What else? Level streaming is a good way of rendering only the area the player immediately sees and not the areas hidden behind doors, walls and other objects that block the view of the player. When a player enters indoors and there is no window to watch stuff outdoors, stream that level to unload upon closing the doors behind. The area outdoors would be despawned to save computer resources and the new area indoors will fully load seamlessly without the outdoors exerting its pressure on the computer.

Also the number of entities running about the area will influence. If the game is going to be a multiplayer, you need to study about how to set those up. If it is a single player and the player will interact with NPCs and other hostile mobs and pickups, you need to render just the ones in their immediate area and avoid to clutter the place with too many dynamic objects, specially if they have physics. A rule of thumb is to despawn the models behind walls but not their presence (as if making the model invisible but not their collider as that it can still interact with the stage like still being pinged on an enemy-radar for the player HUD). Despawning ephemeral objects like bullet caskets and the like is also a common practice. The player – though they might LOVE to see the carnage left in their wake – must not see every 1000 enemy corpses and 1000000000000 bullets they have spent. Despawn those accordingly, by either fading them away in all the creative manners you might see fit for the theme of your game.
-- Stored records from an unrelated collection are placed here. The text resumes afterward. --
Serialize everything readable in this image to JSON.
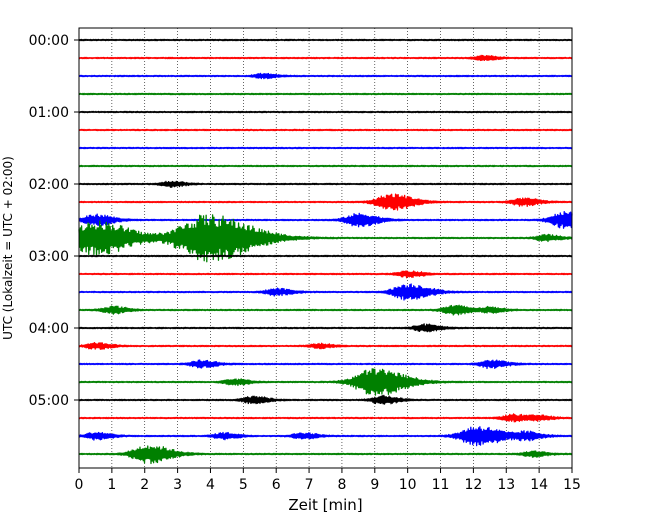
{
  "chart_data": {
    "type": "line",
    "title": "",
    "xlabel": "Zeit  [min]",
    "ylabel": "UTC (Lokalzeit = UTC + 02:00)",
    "xlim": [
      0,
      15
    ],
    "x_ticks": [
      "0",
      "1",
      "2",
      "3",
      "4",
      "5",
      "6",
      "7",
      "8",
      "9",
      "10",
      "11",
      "12",
      "13",
      "14",
      "15"
    ],
    "y_ticks": [
      "00:00",
      "01:00",
      "02:00",
      "03:00",
      "04:00",
      "05:00"
    ],
    "grid": "vertical dotted at each minute",
    "trace_interval_minutes": 15,
    "trace_colors": [
      "#000000",
      "#ff0000",
      "#0000ff",
      "#008000"
    ],
    "traces": [
      {
        "start": "00:00",
        "color": "#000000",
        "events": []
      },
      {
        "start": "00:15",
        "color": "#ff0000",
        "events": [
          {
            "time_min": 12.3,
            "amplitude": 0.25
          }
        ]
      },
      {
        "start": "00:30",
        "color": "#0000ff",
        "events": [
          {
            "time_min": 5.6,
            "amplitude": 0.25
          }
        ]
      },
      {
        "start": "00:45",
        "color": "#008000",
        "events": []
      },
      {
        "start": "01:00",
        "color": "#000000",
        "events": []
      },
      {
        "start": "01:15",
        "color": "#ff0000",
        "events": []
      },
      {
        "start": "01:30",
        "color": "#0000ff",
        "events": []
      },
      {
        "start": "01:45",
        "color": "#008000",
        "events": []
      },
      {
        "start": "02:00",
        "color": "#000000",
        "events": [
          {
            "time_min": 2.8,
            "amplitude": 0.3
          }
        ]
      },
      {
        "start": "02:15",
        "color": "#ff0000",
        "events": [
          {
            "time_min": 9.5,
            "amplitude": 0.9
          },
          {
            "time_min": 13.5,
            "amplitude": 0.45
          }
        ]
      },
      {
        "start": "02:30",
        "color": "#0000ff",
        "events": [
          {
            "time_min": 0.5,
            "amplitude": 0.6
          },
          {
            "time_min": 8.5,
            "amplitude": 0.7
          },
          {
            "time_min": 14.8,
            "amplitude": 0.9
          }
        ]
      },
      {
        "start": "02:45",
        "color": "#008000",
        "events": [
          {
            "time_min": 0.5,
            "amplitude": 1.9
          },
          {
            "time_min": 3.9,
            "amplitude": 2.6
          },
          {
            "time_min": 14.2,
            "amplitude": 0.35
          }
        ]
      },
      {
        "start": "03:00",
        "color": "#000000",
        "events": []
      },
      {
        "start": "03:15",
        "color": "#ff0000",
        "events": [
          {
            "time_min": 10.0,
            "amplitude": 0.35
          }
        ]
      },
      {
        "start": "03:30",
        "color": "#0000ff",
        "events": [
          {
            "time_min": 6.0,
            "amplitude": 0.4
          },
          {
            "time_min": 10.0,
            "amplitude": 0.9
          }
        ]
      },
      {
        "start": "03:45",
        "color": "#008000",
        "events": [
          {
            "time_min": 1.0,
            "amplitude": 0.4
          },
          {
            "time_min": 11.4,
            "amplitude": 0.5
          },
          {
            "time_min": 12.5,
            "amplitude": 0.3
          }
        ]
      },
      {
        "start": "04:00",
        "color": "#000000",
        "events": [
          {
            "time_min": 10.5,
            "amplitude": 0.4
          }
        ]
      },
      {
        "start": "04:15",
        "color": "#ff0000",
        "events": [
          {
            "time_min": 0.5,
            "amplitude": 0.35
          },
          {
            "time_min": 7.3,
            "amplitude": 0.25
          }
        ]
      },
      {
        "start": "04:30",
        "color": "#0000ff",
        "events": [
          {
            "time_min": 3.7,
            "amplitude": 0.4
          },
          {
            "time_min": 12.5,
            "amplitude": 0.45
          }
        ]
      },
      {
        "start": "04:45",
        "color": "#008000",
        "events": [
          {
            "time_min": 4.7,
            "amplitude": 0.35
          },
          {
            "time_min": 9.0,
            "amplitude": 1.5
          }
        ]
      },
      {
        "start": "05:00",
        "color": "#000000",
        "events": [
          {
            "time_min": 5.3,
            "amplitude": 0.4
          },
          {
            "time_min": 9.2,
            "amplitude": 0.45
          }
        ]
      },
      {
        "start": "05:15",
        "color": "#ff0000",
        "events": [
          {
            "time_min": 13.2,
            "amplitude": 0.4
          },
          {
            "time_min": 14.0,
            "amplitude": 0.25
          }
        ]
      },
      {
        "start": "05:30",
        "color": "#0000ff",
        "events": [
          {
            "time_min": 0.5,
            "amplitude": 0.4
          },
          {
            "time_min": 4.4,
            "amplitude": 0.35
          },
          {
            "time_min": 6.8,
            "amplitude": 0.35
          },
          {
            "time_min": 12.1,
            "amplitude": 1.1
          },
          {
            "time_min": 13.6,
            "amplitude": 0.45
          }
        ]
      },
      {
        "start": "05:45",
        "color": "#008000",
        "events": [
          {
            "time_min": 2.1,
            "amplitude": 1.0
          },
          {
            "time_min": 13.8,
            "amplitude": 0.3
          }
        ]
      }
    ]
  }
}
Many other smol details of optimization. With UE5 it seems we can go “overboard” with those old optimization customs, but I do still recommend to develop the game as always, with optimization for all platforms always in mind. It is not a matter of “what spec should I do!” but more like “I should develop following all the rules of thumb for great optimization!”.

Or that is what I learnt after pouring hours and hours on different game development design courses and the like… Take it or run away fast from me. I’m dangerous.